If you live in Boyd and Lawrence counties and are thinking of burning trash, wood, leaves or other debris outdoors, here’s a word of advice: Don’t even think about lighting that match. If you do, it could cost you dearly.
Boyd and Lawrence are among eight Kentucky counties where outdoor burning has been restricted by the Kentucky Division for Air Quality. The other six counties are either in the Louisville metropolitan area (Jefferson, Bullitt and Oldham) or in northern Kentucky across the Ohio River from Cincinnati (Campbell, Boone and Kenton).
The Division for Air Quality said fires are major contributors to ozone pollution during warmer months. That’s why open burning is restricted in the eight counties John Lyons, head of the Division for Air Quality, said have historically exceeded permissible ozone levels.
If you think burning banned materials outside in the eight counties is only a minor offense, think again. People could face fines of up to $25,000 per day for burning trash outdoors in those counties, Lyons said.

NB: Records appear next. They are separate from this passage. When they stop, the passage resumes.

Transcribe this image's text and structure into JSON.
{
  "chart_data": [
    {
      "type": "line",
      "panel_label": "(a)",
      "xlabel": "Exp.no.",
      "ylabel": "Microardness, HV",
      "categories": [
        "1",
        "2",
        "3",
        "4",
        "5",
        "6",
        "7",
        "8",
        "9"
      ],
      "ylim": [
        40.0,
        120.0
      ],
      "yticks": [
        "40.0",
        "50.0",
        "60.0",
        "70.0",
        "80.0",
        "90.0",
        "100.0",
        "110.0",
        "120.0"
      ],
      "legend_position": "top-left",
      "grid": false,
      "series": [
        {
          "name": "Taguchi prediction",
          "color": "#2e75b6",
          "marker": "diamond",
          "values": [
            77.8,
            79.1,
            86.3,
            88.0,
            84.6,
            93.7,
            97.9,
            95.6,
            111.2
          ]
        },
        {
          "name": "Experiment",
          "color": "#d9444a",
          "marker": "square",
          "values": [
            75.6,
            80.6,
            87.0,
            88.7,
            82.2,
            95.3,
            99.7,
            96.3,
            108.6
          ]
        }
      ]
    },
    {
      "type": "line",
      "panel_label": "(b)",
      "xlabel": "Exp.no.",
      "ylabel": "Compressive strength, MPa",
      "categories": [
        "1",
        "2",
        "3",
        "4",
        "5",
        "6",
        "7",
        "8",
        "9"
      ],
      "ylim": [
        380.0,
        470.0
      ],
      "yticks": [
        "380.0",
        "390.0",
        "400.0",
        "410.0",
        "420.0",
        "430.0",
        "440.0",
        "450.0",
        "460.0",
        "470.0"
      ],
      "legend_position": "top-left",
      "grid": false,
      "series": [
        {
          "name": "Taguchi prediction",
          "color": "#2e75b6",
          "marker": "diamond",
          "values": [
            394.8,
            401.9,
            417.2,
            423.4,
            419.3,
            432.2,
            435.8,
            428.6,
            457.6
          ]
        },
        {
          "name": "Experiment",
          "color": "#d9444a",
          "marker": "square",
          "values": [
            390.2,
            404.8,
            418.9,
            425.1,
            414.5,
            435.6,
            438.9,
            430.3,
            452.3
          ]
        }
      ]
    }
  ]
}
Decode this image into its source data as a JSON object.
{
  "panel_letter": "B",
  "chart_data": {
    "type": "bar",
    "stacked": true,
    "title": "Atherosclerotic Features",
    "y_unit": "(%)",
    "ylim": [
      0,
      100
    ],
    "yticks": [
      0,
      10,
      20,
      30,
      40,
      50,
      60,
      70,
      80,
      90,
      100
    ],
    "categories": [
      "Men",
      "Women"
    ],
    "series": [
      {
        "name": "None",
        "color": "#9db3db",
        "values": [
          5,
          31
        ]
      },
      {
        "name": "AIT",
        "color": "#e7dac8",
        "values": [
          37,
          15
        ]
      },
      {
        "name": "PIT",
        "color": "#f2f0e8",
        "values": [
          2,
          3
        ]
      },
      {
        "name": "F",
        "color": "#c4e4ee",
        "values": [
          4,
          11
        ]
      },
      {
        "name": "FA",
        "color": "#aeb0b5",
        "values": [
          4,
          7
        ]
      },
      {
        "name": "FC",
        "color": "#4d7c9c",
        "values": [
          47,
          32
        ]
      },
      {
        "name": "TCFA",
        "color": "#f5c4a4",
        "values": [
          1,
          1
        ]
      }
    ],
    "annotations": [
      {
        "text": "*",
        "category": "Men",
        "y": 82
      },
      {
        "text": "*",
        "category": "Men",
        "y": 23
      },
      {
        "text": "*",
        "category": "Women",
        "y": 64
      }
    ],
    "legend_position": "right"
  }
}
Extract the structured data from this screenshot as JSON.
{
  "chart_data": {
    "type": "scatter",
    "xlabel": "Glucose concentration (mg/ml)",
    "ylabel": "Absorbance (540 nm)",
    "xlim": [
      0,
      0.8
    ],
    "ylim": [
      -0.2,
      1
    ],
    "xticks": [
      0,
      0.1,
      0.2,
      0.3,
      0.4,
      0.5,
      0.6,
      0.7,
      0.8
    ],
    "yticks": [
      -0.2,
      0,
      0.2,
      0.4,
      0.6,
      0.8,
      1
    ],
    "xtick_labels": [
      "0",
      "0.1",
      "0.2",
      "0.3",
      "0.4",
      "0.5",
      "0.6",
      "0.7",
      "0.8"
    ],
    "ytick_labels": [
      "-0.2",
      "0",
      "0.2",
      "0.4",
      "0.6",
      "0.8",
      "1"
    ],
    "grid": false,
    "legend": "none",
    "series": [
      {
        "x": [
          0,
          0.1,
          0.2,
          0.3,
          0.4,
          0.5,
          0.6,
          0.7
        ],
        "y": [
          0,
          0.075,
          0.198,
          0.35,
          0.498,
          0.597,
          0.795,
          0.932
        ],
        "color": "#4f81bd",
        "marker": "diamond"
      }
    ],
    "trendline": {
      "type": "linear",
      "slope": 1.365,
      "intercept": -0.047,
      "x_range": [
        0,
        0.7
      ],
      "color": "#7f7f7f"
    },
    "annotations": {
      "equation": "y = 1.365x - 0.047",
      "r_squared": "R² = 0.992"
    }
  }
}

Lyons said burning trash that contains plastics and other synthetic materials can release high levels of toxic pollutants such as dioxins, lead and mercury. While not all trash poses such a threat to the environment, the smartest thing to do is to cease burning anything outside from May through September, when the restrictions are in place. There are other more environmentally friendly ways to get rid of unwanted debris.